Looking for delicious reds? Hop in a rental and head two hours south of Santiago to Colchagua Valley. Surrounding the town of Santa Cruz, you will find more wineries than days in a month.
Day 1
Las Ninas
Our first stop was Las Ninas, a boutique winery that does not require appointments. The winery was started by women and, until recently, only employed women. Thus the name. The host, a male, told us more about the history of carmenere and how only a few countries (Australia, Cyprus, Canary Islands) were not affected by the plague that killed the carmenere varietal. I learned another fun fact. Even though China produces the worst wine in the world, China produces the most carmenere in the world. (see Air China Lounge Beijing)
If you’re looking for an informative wine tasting experience with a laid back atmosphere, head to Las Ninas.
Vina Montes
We showed up without an appointment and came back after our tasting at Las Ninas. This was the most fun wine tasting experience because we were joined by a tour group from Chicago. After the initial tasting, it turned into a party as one of the Americans ordered a $100 bottle of Purple Angel and shared it with everyone. Purple Angel, despite its lame name, was my favorite wine from this vineyard. It’s 90 percent carmenere and 100 percent worth the price. Interestingly, it is cheaper to buy Chilean wine in the US because of the taxes on wine in Chile.
Viu Manent
The third and final winery of the day also required a reservation. This was the nicest venue if you are looking to have a wedding. Here, we sampled seven types of wine including the Malbec Rose. I predict this wine could be big in the US if anyone is an importer.
Peruvian Ceviche: La Casita de Barreales
All day we heard how good sauvignon blanc goes with ceviche. The host at Las Ninas recommended that we go to for ceviche. He admitted that Peruvian ceviche was better than Chilean. If it was anything like the the food in Cusco, I was in for a treat. For a hefty price, we had a sample of three kinds of ceviche: salmon along with different types of white fish.

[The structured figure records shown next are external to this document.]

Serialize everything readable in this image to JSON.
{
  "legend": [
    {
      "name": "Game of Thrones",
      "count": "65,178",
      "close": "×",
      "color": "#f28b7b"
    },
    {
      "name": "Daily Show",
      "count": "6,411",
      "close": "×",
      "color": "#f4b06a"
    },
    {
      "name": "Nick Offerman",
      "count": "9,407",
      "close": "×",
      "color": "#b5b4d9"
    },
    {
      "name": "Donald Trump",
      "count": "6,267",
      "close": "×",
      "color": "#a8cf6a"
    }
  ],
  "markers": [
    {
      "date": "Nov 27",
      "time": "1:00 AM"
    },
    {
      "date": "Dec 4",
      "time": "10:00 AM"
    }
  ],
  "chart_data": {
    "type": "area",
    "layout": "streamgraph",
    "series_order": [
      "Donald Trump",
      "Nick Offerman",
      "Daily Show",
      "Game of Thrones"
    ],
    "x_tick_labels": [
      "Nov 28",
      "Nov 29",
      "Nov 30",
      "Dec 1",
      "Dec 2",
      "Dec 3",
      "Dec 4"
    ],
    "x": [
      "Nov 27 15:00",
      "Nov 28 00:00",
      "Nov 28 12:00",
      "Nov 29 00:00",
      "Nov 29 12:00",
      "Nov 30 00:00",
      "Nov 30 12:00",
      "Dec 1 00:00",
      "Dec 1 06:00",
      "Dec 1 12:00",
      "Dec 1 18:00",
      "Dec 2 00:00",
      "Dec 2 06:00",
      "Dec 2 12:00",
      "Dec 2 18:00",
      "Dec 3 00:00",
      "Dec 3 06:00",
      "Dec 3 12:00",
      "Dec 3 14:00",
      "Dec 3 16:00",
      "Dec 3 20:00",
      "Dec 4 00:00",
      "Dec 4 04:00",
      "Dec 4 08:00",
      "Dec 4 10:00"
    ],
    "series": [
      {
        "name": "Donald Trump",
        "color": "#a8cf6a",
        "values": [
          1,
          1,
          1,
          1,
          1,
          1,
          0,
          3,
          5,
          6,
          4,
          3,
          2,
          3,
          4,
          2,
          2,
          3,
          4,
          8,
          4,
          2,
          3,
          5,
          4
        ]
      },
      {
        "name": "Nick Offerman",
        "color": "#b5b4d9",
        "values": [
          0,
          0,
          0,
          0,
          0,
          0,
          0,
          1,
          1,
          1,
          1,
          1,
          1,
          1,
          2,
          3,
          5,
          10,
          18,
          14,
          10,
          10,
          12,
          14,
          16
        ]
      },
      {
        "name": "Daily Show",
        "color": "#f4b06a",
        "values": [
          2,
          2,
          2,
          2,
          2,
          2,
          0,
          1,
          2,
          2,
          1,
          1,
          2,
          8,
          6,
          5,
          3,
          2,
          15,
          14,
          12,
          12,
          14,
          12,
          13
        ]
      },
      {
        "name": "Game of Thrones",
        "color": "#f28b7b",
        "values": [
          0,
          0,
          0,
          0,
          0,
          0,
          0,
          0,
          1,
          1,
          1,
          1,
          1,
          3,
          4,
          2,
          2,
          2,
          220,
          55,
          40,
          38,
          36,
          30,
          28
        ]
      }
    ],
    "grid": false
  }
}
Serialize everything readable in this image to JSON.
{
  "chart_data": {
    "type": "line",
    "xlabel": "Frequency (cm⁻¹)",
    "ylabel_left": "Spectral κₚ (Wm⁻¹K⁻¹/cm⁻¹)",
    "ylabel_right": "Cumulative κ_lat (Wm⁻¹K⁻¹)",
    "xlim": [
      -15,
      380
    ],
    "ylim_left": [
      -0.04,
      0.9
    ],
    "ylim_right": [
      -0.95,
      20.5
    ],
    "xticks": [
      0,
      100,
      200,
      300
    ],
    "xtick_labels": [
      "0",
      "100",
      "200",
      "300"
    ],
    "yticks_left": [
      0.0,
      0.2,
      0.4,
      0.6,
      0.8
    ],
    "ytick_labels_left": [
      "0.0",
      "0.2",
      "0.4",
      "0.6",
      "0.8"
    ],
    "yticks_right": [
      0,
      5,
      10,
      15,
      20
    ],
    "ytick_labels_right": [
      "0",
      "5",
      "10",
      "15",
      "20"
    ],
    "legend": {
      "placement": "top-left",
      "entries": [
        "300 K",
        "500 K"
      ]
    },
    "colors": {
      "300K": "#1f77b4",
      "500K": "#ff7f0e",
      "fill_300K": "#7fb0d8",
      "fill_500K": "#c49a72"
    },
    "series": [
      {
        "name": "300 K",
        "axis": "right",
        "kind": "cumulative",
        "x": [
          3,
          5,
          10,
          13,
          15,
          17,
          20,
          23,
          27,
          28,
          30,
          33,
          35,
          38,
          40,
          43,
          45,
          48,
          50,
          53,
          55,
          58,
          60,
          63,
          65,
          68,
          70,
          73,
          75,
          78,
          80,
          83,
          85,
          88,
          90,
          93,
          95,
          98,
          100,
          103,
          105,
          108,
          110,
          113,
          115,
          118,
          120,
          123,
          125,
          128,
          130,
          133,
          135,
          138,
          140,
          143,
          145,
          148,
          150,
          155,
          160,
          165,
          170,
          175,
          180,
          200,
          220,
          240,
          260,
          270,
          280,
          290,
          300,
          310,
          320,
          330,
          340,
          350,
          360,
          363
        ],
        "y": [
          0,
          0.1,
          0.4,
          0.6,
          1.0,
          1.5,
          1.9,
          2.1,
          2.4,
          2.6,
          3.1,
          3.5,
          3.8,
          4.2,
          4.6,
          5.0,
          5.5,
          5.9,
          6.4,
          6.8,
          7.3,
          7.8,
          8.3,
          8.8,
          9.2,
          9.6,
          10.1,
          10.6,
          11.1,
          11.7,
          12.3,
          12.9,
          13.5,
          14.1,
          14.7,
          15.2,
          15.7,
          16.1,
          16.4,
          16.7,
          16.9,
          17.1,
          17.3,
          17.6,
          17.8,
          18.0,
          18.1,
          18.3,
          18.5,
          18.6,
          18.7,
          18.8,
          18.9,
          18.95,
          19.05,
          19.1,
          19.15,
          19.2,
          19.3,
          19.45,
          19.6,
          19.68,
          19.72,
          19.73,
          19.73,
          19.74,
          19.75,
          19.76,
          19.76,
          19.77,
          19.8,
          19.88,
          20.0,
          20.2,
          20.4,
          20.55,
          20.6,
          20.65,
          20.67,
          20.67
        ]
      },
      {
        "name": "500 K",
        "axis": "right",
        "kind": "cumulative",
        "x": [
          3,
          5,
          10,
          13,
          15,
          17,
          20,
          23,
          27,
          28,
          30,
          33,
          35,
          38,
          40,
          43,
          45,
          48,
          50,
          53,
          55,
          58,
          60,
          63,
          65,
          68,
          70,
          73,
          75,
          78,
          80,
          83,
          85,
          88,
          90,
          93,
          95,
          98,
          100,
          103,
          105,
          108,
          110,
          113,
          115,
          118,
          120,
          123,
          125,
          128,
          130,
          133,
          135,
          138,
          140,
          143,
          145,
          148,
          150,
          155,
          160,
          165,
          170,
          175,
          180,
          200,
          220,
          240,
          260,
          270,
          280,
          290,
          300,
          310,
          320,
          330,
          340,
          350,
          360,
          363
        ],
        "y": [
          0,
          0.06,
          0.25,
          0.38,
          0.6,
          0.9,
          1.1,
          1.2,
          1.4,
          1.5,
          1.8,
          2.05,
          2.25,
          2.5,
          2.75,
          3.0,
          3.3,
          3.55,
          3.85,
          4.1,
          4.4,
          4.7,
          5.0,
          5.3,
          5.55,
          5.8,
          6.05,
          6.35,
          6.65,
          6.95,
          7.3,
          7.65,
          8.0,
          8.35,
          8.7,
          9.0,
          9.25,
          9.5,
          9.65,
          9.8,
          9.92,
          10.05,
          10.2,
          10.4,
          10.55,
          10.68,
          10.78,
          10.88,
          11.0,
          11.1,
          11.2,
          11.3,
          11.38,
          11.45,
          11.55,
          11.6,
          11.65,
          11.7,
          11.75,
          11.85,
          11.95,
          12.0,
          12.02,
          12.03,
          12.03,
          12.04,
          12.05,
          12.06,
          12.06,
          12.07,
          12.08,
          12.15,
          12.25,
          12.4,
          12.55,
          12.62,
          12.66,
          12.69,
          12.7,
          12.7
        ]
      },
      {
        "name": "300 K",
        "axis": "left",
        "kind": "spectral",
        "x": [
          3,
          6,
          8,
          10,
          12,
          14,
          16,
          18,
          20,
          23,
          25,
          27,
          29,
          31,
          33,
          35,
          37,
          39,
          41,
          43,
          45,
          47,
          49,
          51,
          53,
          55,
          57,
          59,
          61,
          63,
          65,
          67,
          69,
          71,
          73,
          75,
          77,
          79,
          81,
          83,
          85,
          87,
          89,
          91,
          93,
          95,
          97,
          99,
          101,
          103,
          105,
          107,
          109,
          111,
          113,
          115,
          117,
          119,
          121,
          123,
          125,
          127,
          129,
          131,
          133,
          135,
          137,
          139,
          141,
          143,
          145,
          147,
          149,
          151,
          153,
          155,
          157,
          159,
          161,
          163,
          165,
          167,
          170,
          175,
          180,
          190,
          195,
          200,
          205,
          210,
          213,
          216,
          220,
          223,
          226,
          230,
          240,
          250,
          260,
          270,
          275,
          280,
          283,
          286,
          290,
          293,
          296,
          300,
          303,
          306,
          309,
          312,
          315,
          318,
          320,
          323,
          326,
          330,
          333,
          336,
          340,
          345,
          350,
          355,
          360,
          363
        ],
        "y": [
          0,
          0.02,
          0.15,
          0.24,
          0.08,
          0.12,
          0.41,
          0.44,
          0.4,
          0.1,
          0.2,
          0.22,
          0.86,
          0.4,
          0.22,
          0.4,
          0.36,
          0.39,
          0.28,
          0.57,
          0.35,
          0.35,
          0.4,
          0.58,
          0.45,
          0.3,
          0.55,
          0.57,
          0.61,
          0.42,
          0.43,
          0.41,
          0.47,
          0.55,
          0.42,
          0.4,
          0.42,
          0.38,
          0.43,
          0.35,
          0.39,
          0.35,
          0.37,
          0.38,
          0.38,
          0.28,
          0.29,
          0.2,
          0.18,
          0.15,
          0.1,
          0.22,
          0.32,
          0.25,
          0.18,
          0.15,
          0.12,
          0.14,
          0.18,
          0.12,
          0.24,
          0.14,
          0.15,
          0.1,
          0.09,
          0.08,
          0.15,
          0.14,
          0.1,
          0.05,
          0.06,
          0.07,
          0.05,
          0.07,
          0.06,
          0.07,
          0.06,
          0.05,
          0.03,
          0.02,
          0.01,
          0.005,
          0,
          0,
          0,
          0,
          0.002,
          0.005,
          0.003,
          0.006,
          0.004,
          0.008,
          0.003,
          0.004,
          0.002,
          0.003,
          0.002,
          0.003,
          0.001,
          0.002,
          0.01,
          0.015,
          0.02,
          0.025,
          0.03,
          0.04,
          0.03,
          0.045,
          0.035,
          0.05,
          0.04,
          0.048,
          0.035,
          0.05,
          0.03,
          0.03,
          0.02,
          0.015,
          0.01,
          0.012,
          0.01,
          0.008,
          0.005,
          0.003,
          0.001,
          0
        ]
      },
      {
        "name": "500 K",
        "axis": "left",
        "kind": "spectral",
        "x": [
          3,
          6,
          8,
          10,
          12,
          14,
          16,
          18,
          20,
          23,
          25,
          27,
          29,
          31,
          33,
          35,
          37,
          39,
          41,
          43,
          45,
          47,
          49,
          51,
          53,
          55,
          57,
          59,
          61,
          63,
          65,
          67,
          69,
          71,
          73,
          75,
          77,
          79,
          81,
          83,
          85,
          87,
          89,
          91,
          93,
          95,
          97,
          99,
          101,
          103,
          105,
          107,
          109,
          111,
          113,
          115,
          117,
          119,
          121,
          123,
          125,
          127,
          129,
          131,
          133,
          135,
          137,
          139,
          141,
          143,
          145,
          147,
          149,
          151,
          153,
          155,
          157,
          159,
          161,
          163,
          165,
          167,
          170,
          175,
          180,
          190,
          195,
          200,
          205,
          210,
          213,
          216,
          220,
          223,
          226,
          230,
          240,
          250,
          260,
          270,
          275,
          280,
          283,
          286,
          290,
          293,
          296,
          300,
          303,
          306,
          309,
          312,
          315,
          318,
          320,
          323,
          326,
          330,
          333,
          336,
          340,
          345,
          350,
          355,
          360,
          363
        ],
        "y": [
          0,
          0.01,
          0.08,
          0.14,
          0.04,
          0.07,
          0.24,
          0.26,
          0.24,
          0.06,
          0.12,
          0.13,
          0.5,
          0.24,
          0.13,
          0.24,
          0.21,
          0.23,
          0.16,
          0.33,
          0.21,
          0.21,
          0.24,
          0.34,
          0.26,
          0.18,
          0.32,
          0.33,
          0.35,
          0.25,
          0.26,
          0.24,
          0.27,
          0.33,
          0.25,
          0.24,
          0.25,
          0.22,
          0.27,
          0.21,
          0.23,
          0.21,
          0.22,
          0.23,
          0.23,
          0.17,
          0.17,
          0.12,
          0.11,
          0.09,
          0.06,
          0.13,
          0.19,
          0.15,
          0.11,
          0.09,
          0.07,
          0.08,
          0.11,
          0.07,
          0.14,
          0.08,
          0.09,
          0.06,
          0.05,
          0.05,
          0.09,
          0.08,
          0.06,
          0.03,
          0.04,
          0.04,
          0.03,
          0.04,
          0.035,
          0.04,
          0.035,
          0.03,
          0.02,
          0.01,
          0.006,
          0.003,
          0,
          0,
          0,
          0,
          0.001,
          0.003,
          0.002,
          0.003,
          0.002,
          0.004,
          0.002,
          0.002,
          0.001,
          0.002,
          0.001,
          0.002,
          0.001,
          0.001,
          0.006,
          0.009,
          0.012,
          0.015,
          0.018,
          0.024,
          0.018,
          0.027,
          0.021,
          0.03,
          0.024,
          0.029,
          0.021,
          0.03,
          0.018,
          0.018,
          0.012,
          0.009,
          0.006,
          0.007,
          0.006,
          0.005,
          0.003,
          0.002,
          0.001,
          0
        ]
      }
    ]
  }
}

Who would’ve thought to put fish, not shrimp in ceviche? I’m glad someone did.
Day 2
After a nice stay at Casa Robles, we were back on the wine trail. The first stop was Laura Hartwig.
Laura Hartwig
This was a busy winery with a boutique feel. This is where I discovered that Chilean sea bass is a hoax. Here, we sampled five wines along with Chilean empanadas. The empanadas complimented the terrific wine, but it was the personal service that made this winery special.
Overall
What a great two days of wine tasting. It’s certainly worth the drive from Santiago and definitely worth staying another night. If you’re a lover of reds, don’t just visit wineries around Maipo. Go to Colchagua.
TPOL’s TIPS
- Download Google Maps to navigate you down to Santa Cruz and to get you from one vineyard to another.
- Make appointments ahead of time if you’re on a tight schedule. Some places were reservation only.
- For dinner, head to Casa Colchagua for the closest thing to Chilean sea bass.
Who drove after drinking all that wine?!
Not I!
Ms TPOL and we didn’t get pulled over like mt etna, Sicily
No language barrier? This trip looks fantastic!
I speak Spanish but they also spoke English.
Chilean reds are very nice and full-bodied wines. Even after years of French Bordeaux they taste good, although I’m back to Californian’s wines now, and some Italian Moscato.
And classic ceviche is suppose to be made with fresh fish and prepped daily 😉 Enjoy!
After Chile, I went to South Africa (posts coming) and now it’s all about the blends and bubbles.
And if you food enthusiast – visit Chilli for the fresh fruits: so much to taste and inexpensive. They have opposite season, so go in winter to have the most choice available, berries and tropical fruits.